After widely publicized revelations of lead contamination, President Obama declared on Jan. 16 a state of emergency for the state of Michigan. His May 4 visit came in response to an invitation from 8-year-old Mari Copeny, also known as “Little Miss Flint.”
“There she is,” he pointed from the stage, to applause.
“I would have been happy to see Mari in Washington,” he continued. “But when something like this happens, a young girl shouldn’t have to go to Washington to be heard. I thought her president should come to Flint to meet with her.”
At one point, the president appeared on the verge of tears.
“I also wanted to come here to tell you I’ve got your back,” Obama said. “That we’re paying attention.”
The speech at Flint Northwestern High School was a long and raucous affair.
“This is a feisty crowd!” he said at one point. “Everybody settle down.”
While saying that the overwhelming response of generosity from people all over the country is “the good news,” Obama went on at one point to strike a sterner chord: “The bad news is: This should not have happened in the first place.”
“And even thought the scope of the response looks sort of like the efforts we’re used to seeing after a natural disaster, that’s not what this was,” he said. “This was a manmade disaster. This was avoidable. This was preventable.”
But he didn’t want to spend the speech vilifying other officials, which at times seemed like what some in the crowd wanted. When naming the guests at the speech, Gov. Rick Snyder garnered boos, which Obama quieted.
Obama did go through a short history of the crisis, however, starting with the collapse of the manufacturing industry.
“When Flint’s finances collapsed,” he continued, “an emergency manager was put in place whose mandate was primarily to cut at all costs.” At this point some in the crowd began shouting.
“And then some very poor decisions were made,” Obama said. “All these things contributed to this crisis.”
The president also used the speech as an opportunity to expound upon what he saw as the root cause of the Flint water crisis. In his view, “it’s an attitude [that] is as corrosive to our democracy as the stuff that resulted in lead in your water.”
“It’s a mindset that believes that less government is the highest good, no matter what,” he said.
“It leads to systemic neglect. It leads to carelessness and callousness.”
Obama took aim at some his conservative critics as well:
“You hear a lot about government overreach. ‘Oh, Obama, he’s for big government.’ Listen — it’s not government overreach to say that our government is responsible for making sure you can wash your hands in your own sink or shower in your home or cook for your family,” he said to vigorous applause.

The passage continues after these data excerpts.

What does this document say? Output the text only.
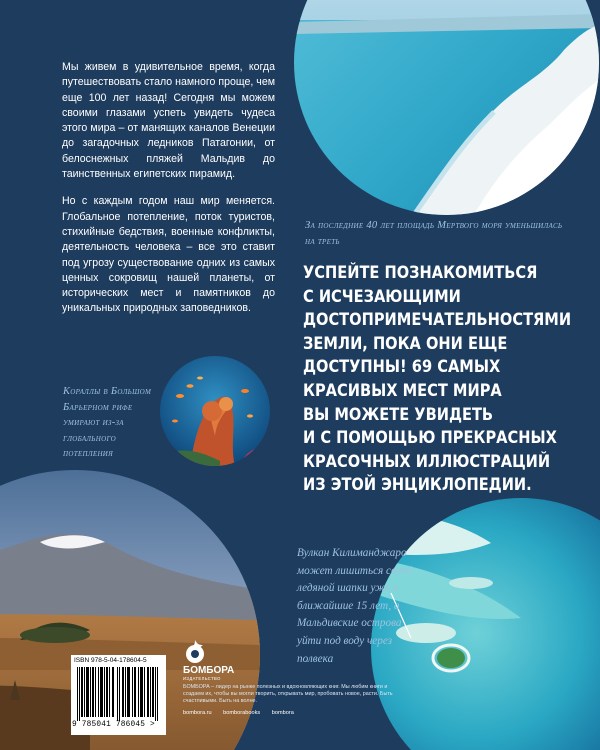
Мы живем в удивительное время, когда путешествовать стало намного проще, чем еще 100 лет назад! Сегодня мы можем своими глазами успеть увидеть чудеса этого мира – от манящих каналов Венеции до загадочных ледников Патагонии, от белоснежных пляжей Мальдив до таинственных египетских пирамид.

Но с каждым годом наш мир меняется. Глобальное потепление, поток туристов, стихийные бедствия, военные конфликты, деятельность человека – все это ставит под угрозу существование одних из самых ценных сокровищ нашей планеты, от исторических мест и памятников до уникальных природных заповедников.

За последние 40 лет площадь Мертвого моря уменьшилась на треть
Кораллы в Большом Барьерном рифе умирают из-за глобального потепления
Вулкан Килиманджаро может лишиться своей ледяной шапки уже в ближайшие 15 лет, а Мальдивские острова уйти под воду через полвека
УСПЕЙТЕ ПОЗНАКОМИТЬСЯ
С ИСЧЕЗАЮЩИМИ
ДОСТОПРИМЕЧАТЕЛЬНОСТЯМИ
ЗЕМЛИ, ПОКА ОНИ ЕЩЕ
ДОСТУПНЫ! 69 САМЫХ
КРАСИВЫХ МЕСТ МИРА
ВЫ МОЖЕТЕ УВИДЕТЬ
И С ПОМОЩЬЮ ПРЕКРАСНЫХ
КРАСОЧНЫХ ИЛЛЮСТРАЦИЙ
ИЗ ЭТОЙ ЭНЦИКЛОПЕДИИ.
ISBN 978-5-04-178604-5
9 785041 786045 >
БОМБОРА
ИЗДАТЕЛЬСТВО
БОМБОРА – лидер на рынке полезных и вдохновляющих книг. Мы любим книги и создаем их, чтобы вы могли творить, открывать мир, пробовать новое, расти. Быть счастливыми. Быть на волне.
bombora.ru bomborabooks bombora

“These are the most basic services. There’s no more basic element sustaining human life than water. It’s not too much to expect for all Americans that their water’s going to be safe.”
At one point, Obama began coughing and asked for a glass of water.
“This is not a stunt,” he told the crowd, who laughed obligingly.
But some were less obliging when it came to the future safety of the city’s water. When Obama said that with a filter installed, Flint water is safe, except for children under 6 and pregnant women, someone in the crowd began shouting at him.
“Now, hold on a second, don’t just start shouting,” he said. “We’re going to have to solve this problem, and if people don’t listen to each other then it’s not going to get fixed.”
With a faint flicker of a smile, he went on: “And I promise you I’m really good at stirring folks up, so if I want to just come here and stir folks up, I know how to do that, but that’s not actually going to solve the problem.”
Much of the crowd, however, was appreciative, giving Obama a standing ovation multiple times throughout the speech. While showing the way forward for the city of Flint, Obama also tried to address the betrayal of trust caused, he said, by the “pipeline of neglect.”
“You should be angry, but channel that anger. You should be hurt, but don’t sink into despair,” he urged.
“We’ve got to break that mindset that says that that neighborhood over there — that’s not my problem. Those kids over there, they don’t look like my kids exactly so I don’t have to worry about them. Out of sight out of mind!” It was a rebuke, intended less for Flint residents and probably more for a state and national audience.
Toward the end of his speech, Obama started to head in a religious direction.
“We’ve got to break that attitude that says somehow there’s an ‘us’ and ‘them’ and remind ourselves there’s just one big we — the American family — and everybody has got to look out for each other. Because the kids her in Flint aren’t those kids — they’re our kids. That’s what Scripture teaches us,” he said.
“But I’m not going to start preaching in front of some pastors.”